Breaking bottlenecks: the future of hepatocellular carcinoma clinical trials and therapeutic targets.

Background: To provide a reference for hepatocellular carcinoma (HCC) clinical trials, we analyzed HCC clinical trials and therapeutic targets.

Methods: Using the Informa database, we analyzed the global and China HCC clinical trials. We then explored TACE, Apatinib, and emerging strategies (CAR T/NK). Additionally, we analyzed the oncogenic biomarkers and therapeutic targets. We conducted a joint analysis of therapeutic target safety using HPA-RNA, HPA-Proteins, and GTEx-RNA datasets. Finally, we analyzed the specificity and prospects of therapeutic targets using HPA pathology data and CPTAC data.
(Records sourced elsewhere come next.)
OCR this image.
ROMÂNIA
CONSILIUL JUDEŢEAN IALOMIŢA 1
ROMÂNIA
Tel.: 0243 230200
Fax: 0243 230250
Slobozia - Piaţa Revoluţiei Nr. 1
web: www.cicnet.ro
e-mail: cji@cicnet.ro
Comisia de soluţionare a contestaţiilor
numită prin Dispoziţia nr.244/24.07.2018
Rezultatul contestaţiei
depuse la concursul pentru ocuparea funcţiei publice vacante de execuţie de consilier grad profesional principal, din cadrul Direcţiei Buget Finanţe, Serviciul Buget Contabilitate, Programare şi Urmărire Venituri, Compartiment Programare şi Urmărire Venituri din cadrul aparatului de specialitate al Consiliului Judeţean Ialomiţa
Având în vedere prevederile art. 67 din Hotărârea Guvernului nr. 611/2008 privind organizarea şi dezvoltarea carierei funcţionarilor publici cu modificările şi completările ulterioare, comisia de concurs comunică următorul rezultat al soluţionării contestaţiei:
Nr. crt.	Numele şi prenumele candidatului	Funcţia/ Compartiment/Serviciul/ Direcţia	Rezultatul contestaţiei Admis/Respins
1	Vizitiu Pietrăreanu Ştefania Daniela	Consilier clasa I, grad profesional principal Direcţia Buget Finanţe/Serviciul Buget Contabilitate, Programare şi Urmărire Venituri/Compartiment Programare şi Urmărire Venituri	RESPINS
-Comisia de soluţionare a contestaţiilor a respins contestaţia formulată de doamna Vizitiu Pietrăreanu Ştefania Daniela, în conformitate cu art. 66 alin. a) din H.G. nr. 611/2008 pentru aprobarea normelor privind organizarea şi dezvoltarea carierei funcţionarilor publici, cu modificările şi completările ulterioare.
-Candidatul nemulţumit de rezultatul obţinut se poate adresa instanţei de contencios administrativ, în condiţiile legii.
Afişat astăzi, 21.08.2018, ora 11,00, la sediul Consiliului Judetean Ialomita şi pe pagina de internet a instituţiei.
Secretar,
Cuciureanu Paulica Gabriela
Results: HCC clinical trials have developed rapidly over the past decade but have now reached a bottleneck, with most breakthroughs focusing on combination therapies. China and the USA dominate in the number of trials. TACE combined with systemic therapy has become an effective treatment strategy for intermediate to advanced HCC. Apatinib and TACE combined with systemic therapy are characteristic of China, while the latter is also mainly conducted in Japan and the USA. Currently, targeted immune therapies dominate the field, and CAR T/NK still in the early stages. Most therapeutic targets are related to the VEGF pathway, which indirectly confirms the predominant role of TKI-ICI combination therapy in HCC treatment. Most targets have low safety and poor specificity. However, RRM2, KDR, and AURKA have strong safety and specificity, showing excellent prospects for targeted HCC therapy.

Conclusions: This study analyzed and summarized the overview of HCC clinical trials and the safety and specificity of therapeutic targets, providing a reference for HCC clinical research.